Most eduactors agree that technology is a powerful agent for amplifying learning and extending the pedagogical impact of a talented teacher. We are quite rightly reminded to critically evaluate what we are achieving when we use tech as part of the learning process. Is it truly extending and deepening learning? Does it help meet the desired learning goals? Is it, as Alan November asks, having a transformational impact by meeting one or more of these criteria?
- Did it build capacity for critical thinking?
- Did it develop new lines of inquiry?
- Are there opportunities for students to make their thinking visible?
- Are there opportunities to broaden the perspective of the conversation with authentic audiences from around the world?
- Is there an opportunity for students to create a contribution (purposeful work)?
- Do students own their learning?
How often do we hear such caveats about ensuring the quality of other approaches to learning? Laborious lectures and mind-numbing note-taking? Textbook as curriculum with rote exercises at the end of each chapter? Multiple choice tests? Printed worksheets? Making posters? Building models? Are we warned about these to the same extent as we are about the possibility that tech is not impacting learning purposefully?
I was recently advised by an astute colleague to have a word with a student who seemed to be spending too much time on his laptop. The concern was that the technology might be isolating him from his peers. He was demonstrating all the hallmarks of a gaming addict, it was suggested. When I met the student, he smiled, opened his web-store and explained that he had taught himself Java and was developing several program plugins for use with WordPress. I noted that his most recent program had been downloaded 7,000 times. I reminded him to maintain a healthy balance and not to neglect his face-to-face friendships. “This is how I make friends.” he assured me.
Near my office, several times a day, a student sits alone, reading. No one questions this isolation, this apparent withdrawal from peers and outdoor activity. She is, by all accounts, a fiction addict and we are proud of her. Reading a physical book is respectable, noble, trusted, normal. We have been conditioned to accept that reading is not isolating, yet technology, with the potential to connect students globally to all the knowledge available to us today, seems to be a dodgy activity, a concern. How does one account for this disparity? Ironically, it is the potential of technology that appears to be unsettling. Kids reading books on a Kindle reader on their laptops might, after all, be just surfing the net or playing games. And then there’s porn, predators, and the death of the attention span. Or kids might simply be teaching themselves coding, learning about a new passion, or chatting with a friend in their homeland. It’s not isolation that is the core issue, as the book worm scenario confirms. It’s potential. What might they do?
November reminds us why school change that involves technology can be difficult. “Transforming our education system is not so much an intellectual/intelligence problem as it is an emotional one.” Teachers intuitively want what is best for kids. We need to develop deep readers and critical thinkers, not just skimmers and blind followers of the Church of Google.
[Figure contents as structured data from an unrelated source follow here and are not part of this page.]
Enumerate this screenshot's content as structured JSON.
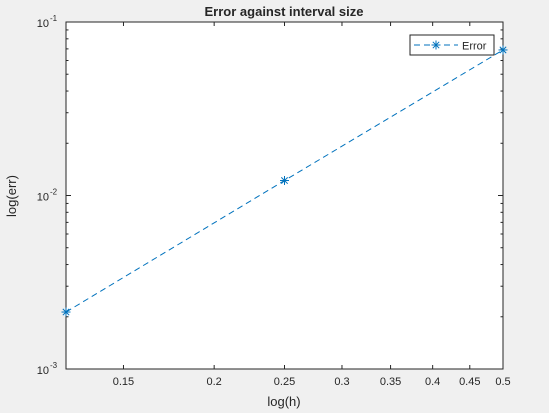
{
  "window": {
    "background": "#f0f0f0"
  },
  "chart_data": {
    "type": "line",
    "title": "Error against interval size",
    "xlabel": "log(h)",
    "ylabel": "log(err)",
    "xscale": "log",
    "yscale": "log",
    "xlim": [
      0.125,
      0.5
    ],
    "ylim": [
      0.001,
      0.1
    ],
    "grid": false,
    "legend_position": "top-right",
    "x_ticks": [
      0.15,
      0.2,
      0.25,
      0.3,
      0.35,
      0.4,
      0.45,
      0.5
    ],
    "x_tick_labels": [
      "0.15",
      "0.2",
      "0.25",
      "0.3",
      "0.35",
      "0.4",
      "0.45",
      "0.5"
    ],
    "y_ticks": [
      {
        "value": 0.001,
        "base": "10",
        "exp": "-3"
      },
      {
        "value": 0.01,
        "base": "10",
        "exp": "-2"
      },
      {
        "value": 0.1,
        "base": "10",
        "exp": "-1"
      }
    ],
    "series": [
      {
        "name": "Error",
        "color": "#0072bd",
        "line_style": "dashed",
        "marker": "asterisk",
        "x": [
          0.125,
          0.25,
          0.5
        ],
        "y": [
          0.00213,
          0.0122,
          0.069
        ]
      }
    ]
  }
}
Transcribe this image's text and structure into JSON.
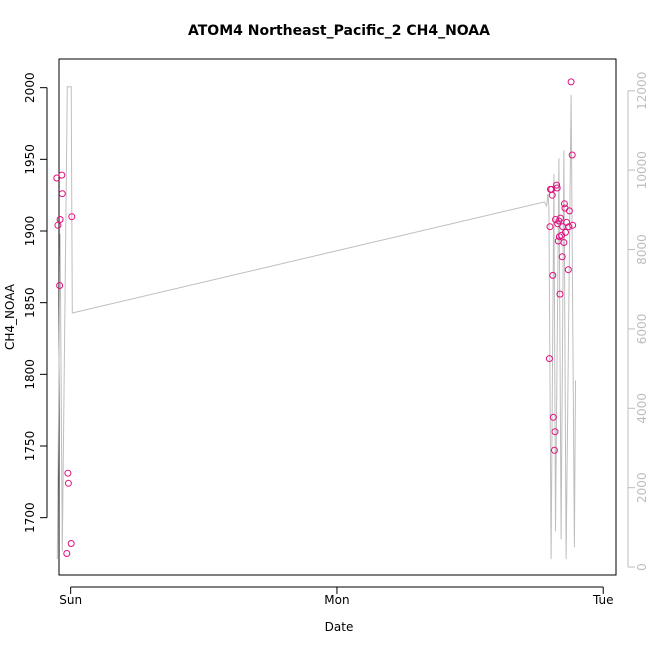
{
  "chart_data": {
    "type": "scatter",
    "title": "ATOM4 Northeast_Pacific_2 CH4_NOAA",
    "xlabel": "Date",
    "ylabel": "CH4_NOAA",
    "x_ticks": [
      "Sun",
      "Mon",
      "Tue"
    ],
    "x_range_hours": [
      -1.05,
      49.15
    ],
    "ylim": [
      1660,
      2020
    ],
    "y_ticks": [
      1700,
      1750,
      1800,
      1850,
      1900,
      1950,
      2000
    ],
    "y2lim": [
      -200,
      12800
    ],
    "y2_ticks": [
      0,
      2000,
      4000,
      6000,
      8000,
      10000,
      12000
    ],
    "colors": {
      "points": "#e0117f",
      "line": "#bebebe",
      "axis": "#000000",
      "right_axis": "#bdbdbd"
    },
    "points": [
      {
        "x": -1.25,
        "y": 1937
      },
      {
        "x": -1.15,
        "y": 1904
      },
      {
        "x": -1.0,
        "y": 1862
      },
      {
        "x": -0.95,
        "y": 1908
      },
      {
        "x": -0.8,
        "y": 1939
      },
      {
        "x": -0.75,
        "y": 1926
      },
      {
        "x": -0.35,
        "y": 1675
      },
      {
        "x": -0.25,
        "y": 1731
      },
      {
        "x": -0.2,
        "y": 1724
      },
      {
        "x": 0.05,
        "y": 1682
      },
      {
        "x": 0.1,
        "y": 1910
      },
      {
        "x": 43.15,
        "y": 1811
      },
      {
        "x": 43.2,
        "y": 1903
      },
      {
        "x": 43.25,
        "y": 1929
      },
      {
        "x": 43.35,
        "y": 1929
      },
      {
        "x": 43.4,
        "y": 1925
      },
      {
        "x": 43.45,
        "y": 1869
      },
      {
        "x": 43.5,
        "y": 1770
      },
      {
        "x": 43.6,
        "y": 1747
      },
      {
        "x": 43.65,
        "y": 1760
      },
      {
        "x": 43.7,
        "y": 1908
      },
      {
        "x": 43.8,
        "y": 1932
      },
      {
        "x": 43.85,
        "y": 1930
      },
      {
        "x": 43.9,
        "y": 1905
      },
      {
        "x": 43.95,
        "y": 1893
      },
      {
        "x": 44.0,
        "y": 1907
      },
      {
        "x": 44.05,
        "y": 1896
      },
      {
        "x": 44.1,
        "y": 1856
      },
      {
        "x": 44.15,
        "y": 1909
      },
      {
        "x": 44.25,
        "y": 1897
      },
      {
        "x": 44.3,
        "y": 1882
      },
      {
        "x": 44.35,
        "y": 1903
      },
      {
        "x": 44.45,
        "y": 1892
      },
      {
        "x": 44.5,
        "y": 1919
      },
      {
        "x": 44.55,
        "y": 1916
      },
      {
        "x": 44.6,
        "y": 1899
      },
      {
        "x": 44.7,
        "y": 1906
      },
      {
        "x": 44.85,
        "y": 1873
      },
      {
        "x": 44.9,
        "y": 1903
      },
      {
        "x": 44.95,
        "y": 1914
      },
      {
        "x": 45.1,
        "y": 2004
      },
      {
        "x": 45.2,
        "y": 1953
      },
      {
        "x": 45.25,
        "y": 1904
      }
    ],
    "line_series": [
      {
        "x": -1.2,
        "y": 200
      },
      {
        "x": -0.95,
        "y": 8400
      },
      {
        "x": -0.75,
        "y": 400
      },
      {
        "x": -0.3,
        "y": 12100
      },
      {
        "x": 0.0,
        "y": 12100
      },
      {
        "x": 0.05,
        "y": 12100
      },
      {
        "x": 0.15,
        "y": 6400
      },
      {
        "x": 42.7,
        "y": 9200
      },
      {
        "x": 42.9,
        "y": 9100
      },
      {
        "x": 43.0,
        "y": 9400
      },
      {
        "x": 43.1,
        "y": 9100
      },
      {
        "x": 43.3,
        "y": 200
      },
      {
        "x": 43.55,
        "y": 9900
      },
      {
        "x": 43.7,
        "y": 900
      },
      {
        "x": 44.0,
        "y": 10300
      },
      {
        "x": 44.2,
        "y": 700
      },
      {
        "x": 44.45,
        "y": 10500
      },
      {
        "x": 44.65,
        "y": 200
      },
      {
        "x": 45.1,
        "y": 11900
      },
      {
        "x": 45.4,
        "y": 500
      },
      {
        "x": 45.5,
        "y": 4700
      }
    ]
  }
}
But we can’t adopt a binary position on these issues and the best educators do not. We need to teach learners how to use technology appropriately and, then, just like when we teach a child to ride a bike, we need to let them go, realising that they may fall off at some point. Our primary obligation is to empower learners – to let them go – and this requires us to bring our best faith in them to the equation. Some students will need more guidance than others, but we should not let our fears about what students might do on the internet get in the way of the truly amazing things they will do.
REFERENCES
November, Alan. “Crafting a Vision for Empowered Learning and Teaching: Beyond the $1,000 Pencil.” November Learning, January 23, 2017.